Pour ma part, deux de ces moments méritent d’être mentionnés. Le premier s’agit d’un passage bref
pendant lequel Lucien joue à la poupée mécanique avec Mme Besse, une amie de famille. Dans ce
passage merveilleux, Jean-Paul Sartre décrit avec émotion nos bonheurs humains. Il nous invite à
nous enjouer, à former un lien tendre avec Lucien, avant que le malheur et la réalité politique ne
fondent sur nous. Ceux-ci apparaissent dans le deuxième passage qui mérite d’être mentionné. Il
s’agit de la « transformation » en chef de Lucien maintenant devenu adulte. Sommet de ses
convictions, de sa posture conservative et de sa volonté de durcir le caractère qu’il a développées
tout le long de son adolescence, Lucien s’engage dans la politique et s’inscrit dans un groupe
d’extrême-droite antisémite, violent et d’orientation fasciste. Il fait ce qu’il faut pour être un chef,
pour devenir quelqu’un d’intimidant, sans pitié, capable de provoquer la terreur. Cette scène est
essentielle pour l’achèvement de sa transformation, et nous savions qu’elle aura lieu en lisant le titre
de l’œuvre, mais elle est pourtant si tragique à nos yeux : nous venons de suivre le chemin à l’âge
adulte d’un garçon sensible, pur, quelqu’un avec qui on a formé un lien, et cet extrait nous fait
assister au moment affreux ou Lucien suit les idéologies imposées par la société, par son père en lui
faisant croire qu’être « un chef » est son destin, et oublie de penser pour lui-même. Lors de
l’histoire, Sartre était à la recherche de la vérité politique, et il l’a trouvée dans cet extrait :
quelqu’un aurait beau être intelligent, sensible, individuel, venant d’une bonne famille (prenez
l’exemple de Lucien), il se laissera quand-même de se faire endoctriner par la propagande et la
société.

Cela fait longtemps qu’une œuvre ne m’a pas autant marquée que la brillante l’Enfance d’un chef.
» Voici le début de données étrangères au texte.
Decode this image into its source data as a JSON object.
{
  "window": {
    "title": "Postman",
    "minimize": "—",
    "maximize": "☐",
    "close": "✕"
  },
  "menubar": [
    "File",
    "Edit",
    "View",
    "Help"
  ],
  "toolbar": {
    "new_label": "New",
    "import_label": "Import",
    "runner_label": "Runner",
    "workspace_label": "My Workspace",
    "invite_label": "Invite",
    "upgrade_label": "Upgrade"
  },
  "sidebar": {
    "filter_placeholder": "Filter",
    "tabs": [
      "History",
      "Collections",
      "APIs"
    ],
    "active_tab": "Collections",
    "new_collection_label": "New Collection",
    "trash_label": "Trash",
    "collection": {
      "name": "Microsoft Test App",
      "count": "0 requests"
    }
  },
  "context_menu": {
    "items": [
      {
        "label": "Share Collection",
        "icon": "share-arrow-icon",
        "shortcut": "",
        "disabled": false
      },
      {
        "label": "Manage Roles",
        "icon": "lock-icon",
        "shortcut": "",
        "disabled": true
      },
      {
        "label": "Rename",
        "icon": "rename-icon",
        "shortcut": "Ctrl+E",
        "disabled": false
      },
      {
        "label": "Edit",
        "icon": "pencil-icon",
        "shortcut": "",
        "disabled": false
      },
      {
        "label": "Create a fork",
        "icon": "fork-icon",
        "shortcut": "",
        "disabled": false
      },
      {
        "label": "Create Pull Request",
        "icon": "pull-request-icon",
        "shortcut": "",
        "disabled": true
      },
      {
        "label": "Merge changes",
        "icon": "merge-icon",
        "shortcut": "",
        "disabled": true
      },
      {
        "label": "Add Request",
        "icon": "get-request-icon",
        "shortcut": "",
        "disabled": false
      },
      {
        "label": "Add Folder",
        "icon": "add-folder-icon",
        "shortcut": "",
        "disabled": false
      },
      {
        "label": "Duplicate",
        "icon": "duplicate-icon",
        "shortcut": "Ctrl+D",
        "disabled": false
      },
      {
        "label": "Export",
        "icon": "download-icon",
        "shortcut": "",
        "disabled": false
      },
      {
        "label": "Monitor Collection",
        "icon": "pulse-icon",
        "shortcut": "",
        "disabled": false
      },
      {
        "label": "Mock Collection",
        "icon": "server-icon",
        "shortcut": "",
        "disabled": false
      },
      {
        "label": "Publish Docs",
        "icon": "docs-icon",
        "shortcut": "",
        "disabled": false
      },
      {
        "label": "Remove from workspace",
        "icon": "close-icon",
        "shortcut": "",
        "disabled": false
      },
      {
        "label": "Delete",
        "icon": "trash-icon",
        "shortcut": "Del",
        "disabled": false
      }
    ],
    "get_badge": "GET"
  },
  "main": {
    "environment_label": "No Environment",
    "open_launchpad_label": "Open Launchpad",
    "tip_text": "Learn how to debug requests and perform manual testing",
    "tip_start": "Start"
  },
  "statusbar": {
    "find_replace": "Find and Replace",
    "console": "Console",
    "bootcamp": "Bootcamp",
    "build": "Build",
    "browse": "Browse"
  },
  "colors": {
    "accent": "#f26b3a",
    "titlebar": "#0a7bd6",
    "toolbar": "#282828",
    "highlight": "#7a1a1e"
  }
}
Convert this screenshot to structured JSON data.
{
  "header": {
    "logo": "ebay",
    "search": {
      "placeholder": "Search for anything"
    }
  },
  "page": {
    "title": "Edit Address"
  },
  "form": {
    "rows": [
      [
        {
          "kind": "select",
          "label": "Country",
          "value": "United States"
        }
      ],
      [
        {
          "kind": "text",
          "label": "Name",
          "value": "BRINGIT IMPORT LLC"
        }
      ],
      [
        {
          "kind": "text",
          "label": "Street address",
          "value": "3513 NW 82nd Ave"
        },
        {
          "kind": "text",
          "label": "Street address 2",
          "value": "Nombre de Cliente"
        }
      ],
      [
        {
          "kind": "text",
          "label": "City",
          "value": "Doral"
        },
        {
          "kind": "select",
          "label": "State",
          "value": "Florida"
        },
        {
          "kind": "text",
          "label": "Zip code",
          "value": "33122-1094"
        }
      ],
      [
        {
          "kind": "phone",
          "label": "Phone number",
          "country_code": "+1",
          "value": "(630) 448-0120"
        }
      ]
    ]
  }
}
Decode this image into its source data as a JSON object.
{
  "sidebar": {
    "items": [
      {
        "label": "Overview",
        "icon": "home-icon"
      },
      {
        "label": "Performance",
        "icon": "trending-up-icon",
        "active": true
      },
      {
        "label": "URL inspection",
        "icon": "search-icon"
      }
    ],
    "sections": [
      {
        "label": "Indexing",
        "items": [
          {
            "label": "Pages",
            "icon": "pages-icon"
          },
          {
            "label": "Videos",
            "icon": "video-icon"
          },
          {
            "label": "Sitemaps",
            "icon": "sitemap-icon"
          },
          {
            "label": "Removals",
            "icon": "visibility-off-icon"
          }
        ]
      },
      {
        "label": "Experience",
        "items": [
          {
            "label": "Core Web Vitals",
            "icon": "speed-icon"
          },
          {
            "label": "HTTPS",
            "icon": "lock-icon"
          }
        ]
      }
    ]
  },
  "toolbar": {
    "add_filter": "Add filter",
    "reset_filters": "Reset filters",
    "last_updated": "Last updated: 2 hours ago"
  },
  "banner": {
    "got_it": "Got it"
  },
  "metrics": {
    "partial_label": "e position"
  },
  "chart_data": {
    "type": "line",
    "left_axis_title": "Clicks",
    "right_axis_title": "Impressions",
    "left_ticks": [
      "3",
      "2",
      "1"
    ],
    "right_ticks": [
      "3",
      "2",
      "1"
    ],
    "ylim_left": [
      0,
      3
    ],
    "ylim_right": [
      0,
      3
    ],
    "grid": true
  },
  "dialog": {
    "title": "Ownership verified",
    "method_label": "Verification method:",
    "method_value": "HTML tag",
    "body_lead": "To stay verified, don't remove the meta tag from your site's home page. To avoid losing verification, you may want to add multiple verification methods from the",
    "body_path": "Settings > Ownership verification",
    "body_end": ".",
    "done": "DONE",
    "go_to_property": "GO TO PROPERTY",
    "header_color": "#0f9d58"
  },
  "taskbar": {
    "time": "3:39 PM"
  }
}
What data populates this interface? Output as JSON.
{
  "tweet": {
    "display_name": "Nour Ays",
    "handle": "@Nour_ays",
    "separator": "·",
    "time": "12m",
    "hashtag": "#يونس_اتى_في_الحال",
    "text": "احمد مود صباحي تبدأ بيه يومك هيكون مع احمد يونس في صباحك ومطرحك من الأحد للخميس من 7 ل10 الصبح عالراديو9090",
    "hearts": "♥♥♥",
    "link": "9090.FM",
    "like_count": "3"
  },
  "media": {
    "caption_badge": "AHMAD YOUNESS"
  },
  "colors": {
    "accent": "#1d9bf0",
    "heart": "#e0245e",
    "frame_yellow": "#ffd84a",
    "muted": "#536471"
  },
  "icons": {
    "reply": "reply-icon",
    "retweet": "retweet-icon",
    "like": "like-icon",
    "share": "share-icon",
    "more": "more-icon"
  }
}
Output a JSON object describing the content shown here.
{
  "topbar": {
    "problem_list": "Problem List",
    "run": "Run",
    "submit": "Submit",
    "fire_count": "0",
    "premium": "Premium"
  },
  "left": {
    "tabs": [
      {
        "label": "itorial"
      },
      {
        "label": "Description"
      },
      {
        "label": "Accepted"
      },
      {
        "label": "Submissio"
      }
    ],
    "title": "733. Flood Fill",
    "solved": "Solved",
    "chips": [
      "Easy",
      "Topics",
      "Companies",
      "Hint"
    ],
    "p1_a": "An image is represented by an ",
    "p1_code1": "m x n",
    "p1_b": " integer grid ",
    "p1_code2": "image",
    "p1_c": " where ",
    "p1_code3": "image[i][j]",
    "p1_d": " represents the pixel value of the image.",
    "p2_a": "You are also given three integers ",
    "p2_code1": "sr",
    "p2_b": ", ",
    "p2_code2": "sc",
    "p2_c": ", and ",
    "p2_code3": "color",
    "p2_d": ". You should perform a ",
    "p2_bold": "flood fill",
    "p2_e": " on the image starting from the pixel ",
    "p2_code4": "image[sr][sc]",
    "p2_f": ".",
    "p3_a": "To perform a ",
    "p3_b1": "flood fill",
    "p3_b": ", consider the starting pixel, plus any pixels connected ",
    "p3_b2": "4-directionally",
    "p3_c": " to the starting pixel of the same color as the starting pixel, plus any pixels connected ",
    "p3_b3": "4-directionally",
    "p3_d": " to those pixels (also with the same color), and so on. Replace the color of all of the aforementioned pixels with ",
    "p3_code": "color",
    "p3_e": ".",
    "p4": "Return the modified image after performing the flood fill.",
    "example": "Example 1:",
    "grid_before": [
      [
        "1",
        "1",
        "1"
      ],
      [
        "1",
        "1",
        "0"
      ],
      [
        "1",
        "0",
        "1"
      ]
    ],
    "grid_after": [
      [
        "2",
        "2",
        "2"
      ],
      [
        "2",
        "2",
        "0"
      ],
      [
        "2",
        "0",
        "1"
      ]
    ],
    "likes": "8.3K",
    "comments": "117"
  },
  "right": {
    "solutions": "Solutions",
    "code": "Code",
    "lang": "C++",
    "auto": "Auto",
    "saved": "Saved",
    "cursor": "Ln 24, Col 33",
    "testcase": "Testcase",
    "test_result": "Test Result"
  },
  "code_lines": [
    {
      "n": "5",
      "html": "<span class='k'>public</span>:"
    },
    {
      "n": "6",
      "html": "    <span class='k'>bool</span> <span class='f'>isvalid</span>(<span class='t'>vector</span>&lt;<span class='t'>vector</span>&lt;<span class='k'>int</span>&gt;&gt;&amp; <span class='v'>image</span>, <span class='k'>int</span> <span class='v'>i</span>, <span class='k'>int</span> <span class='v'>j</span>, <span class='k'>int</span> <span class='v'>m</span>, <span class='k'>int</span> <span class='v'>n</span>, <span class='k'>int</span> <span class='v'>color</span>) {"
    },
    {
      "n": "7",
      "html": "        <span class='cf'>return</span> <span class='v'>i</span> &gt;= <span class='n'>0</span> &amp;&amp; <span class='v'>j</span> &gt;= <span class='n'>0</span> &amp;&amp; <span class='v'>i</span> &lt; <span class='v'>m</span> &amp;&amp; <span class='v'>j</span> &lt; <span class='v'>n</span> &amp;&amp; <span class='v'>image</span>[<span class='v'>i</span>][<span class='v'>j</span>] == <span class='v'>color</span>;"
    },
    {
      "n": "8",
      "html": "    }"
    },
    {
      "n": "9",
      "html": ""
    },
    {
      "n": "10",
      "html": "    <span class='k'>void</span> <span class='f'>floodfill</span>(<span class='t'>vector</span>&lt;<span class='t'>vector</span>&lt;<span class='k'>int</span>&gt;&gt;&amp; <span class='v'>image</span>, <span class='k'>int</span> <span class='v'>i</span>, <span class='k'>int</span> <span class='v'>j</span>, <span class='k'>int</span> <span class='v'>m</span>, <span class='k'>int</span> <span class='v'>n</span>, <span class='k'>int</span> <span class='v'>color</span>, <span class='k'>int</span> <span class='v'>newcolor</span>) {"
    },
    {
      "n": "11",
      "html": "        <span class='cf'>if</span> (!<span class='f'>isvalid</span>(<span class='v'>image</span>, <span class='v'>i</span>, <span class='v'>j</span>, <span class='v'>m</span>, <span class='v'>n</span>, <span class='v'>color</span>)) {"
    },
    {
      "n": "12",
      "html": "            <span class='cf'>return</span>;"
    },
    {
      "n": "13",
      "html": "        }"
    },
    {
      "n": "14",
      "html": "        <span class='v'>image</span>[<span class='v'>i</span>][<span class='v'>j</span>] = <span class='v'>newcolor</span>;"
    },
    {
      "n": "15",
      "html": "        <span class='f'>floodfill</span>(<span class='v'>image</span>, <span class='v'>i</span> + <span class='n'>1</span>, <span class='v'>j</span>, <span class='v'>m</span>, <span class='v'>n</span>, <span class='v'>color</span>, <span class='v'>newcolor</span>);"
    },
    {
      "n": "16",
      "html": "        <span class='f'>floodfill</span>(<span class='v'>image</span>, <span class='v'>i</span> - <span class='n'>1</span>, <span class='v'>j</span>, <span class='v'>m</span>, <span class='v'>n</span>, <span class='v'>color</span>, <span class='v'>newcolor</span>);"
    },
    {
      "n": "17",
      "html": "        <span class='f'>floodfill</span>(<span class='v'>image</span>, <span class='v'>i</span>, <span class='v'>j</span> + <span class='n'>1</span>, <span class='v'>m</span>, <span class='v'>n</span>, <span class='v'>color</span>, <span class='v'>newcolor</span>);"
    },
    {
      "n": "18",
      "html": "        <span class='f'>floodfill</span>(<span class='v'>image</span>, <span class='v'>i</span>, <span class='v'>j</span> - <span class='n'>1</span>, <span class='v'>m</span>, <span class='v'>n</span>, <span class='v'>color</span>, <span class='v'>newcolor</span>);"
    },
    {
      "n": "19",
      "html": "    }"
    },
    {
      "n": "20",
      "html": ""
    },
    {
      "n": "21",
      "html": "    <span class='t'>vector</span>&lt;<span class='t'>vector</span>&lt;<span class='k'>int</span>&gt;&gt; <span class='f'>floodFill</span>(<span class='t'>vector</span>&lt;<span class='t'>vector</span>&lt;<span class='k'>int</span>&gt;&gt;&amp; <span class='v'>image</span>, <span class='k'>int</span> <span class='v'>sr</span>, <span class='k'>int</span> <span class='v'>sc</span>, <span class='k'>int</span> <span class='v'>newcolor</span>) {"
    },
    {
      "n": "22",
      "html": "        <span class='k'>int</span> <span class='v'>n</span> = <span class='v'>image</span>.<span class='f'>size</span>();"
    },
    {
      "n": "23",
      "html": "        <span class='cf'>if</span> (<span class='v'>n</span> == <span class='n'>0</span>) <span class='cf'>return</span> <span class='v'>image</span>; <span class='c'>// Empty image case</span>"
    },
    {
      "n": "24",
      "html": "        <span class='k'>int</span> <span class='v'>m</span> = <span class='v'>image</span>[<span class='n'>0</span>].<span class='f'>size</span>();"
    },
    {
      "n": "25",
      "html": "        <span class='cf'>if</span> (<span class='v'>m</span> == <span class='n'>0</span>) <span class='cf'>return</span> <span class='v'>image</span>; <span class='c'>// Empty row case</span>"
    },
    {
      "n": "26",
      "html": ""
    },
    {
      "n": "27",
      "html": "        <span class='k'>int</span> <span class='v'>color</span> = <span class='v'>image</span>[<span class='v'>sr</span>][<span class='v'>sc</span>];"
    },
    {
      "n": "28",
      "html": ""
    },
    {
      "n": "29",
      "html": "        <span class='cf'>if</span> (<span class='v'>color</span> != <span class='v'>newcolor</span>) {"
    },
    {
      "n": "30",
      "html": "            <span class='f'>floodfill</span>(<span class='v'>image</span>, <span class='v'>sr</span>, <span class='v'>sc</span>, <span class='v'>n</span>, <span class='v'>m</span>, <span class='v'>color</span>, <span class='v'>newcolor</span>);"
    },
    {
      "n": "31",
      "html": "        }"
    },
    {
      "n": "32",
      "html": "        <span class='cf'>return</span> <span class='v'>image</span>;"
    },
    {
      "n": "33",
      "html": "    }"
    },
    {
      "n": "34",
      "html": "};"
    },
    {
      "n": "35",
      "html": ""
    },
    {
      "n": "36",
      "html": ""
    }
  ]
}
En effet, en à peu près cent pages, Jean-Paul Sartre dévoile avec finesse et bravoure
l’endoctrinement des hommes. Il nous fait comprendre à travers l’expérience de Lucien que, peu
importe le régime concerné, les chefs les plus vils de l’histoire étaient victimes de leur propre
éducation. Tous les grands chefs étaient petits un jour, ils jouaient tous avec les autres, ils avaient
tous au moins une liaison amoureuse, comme Lucien. En revanche, et la nouvelle nous le montre
bien, ceux-ci ne savaient pas comment éviter de s’adhérer aux idéologies imposées par leurs
familles, et se faisaient donc endoctrinés sans même le savoir. Ainsi, on comprend qu’il est
impossible de naitre chef, mais de le devenir.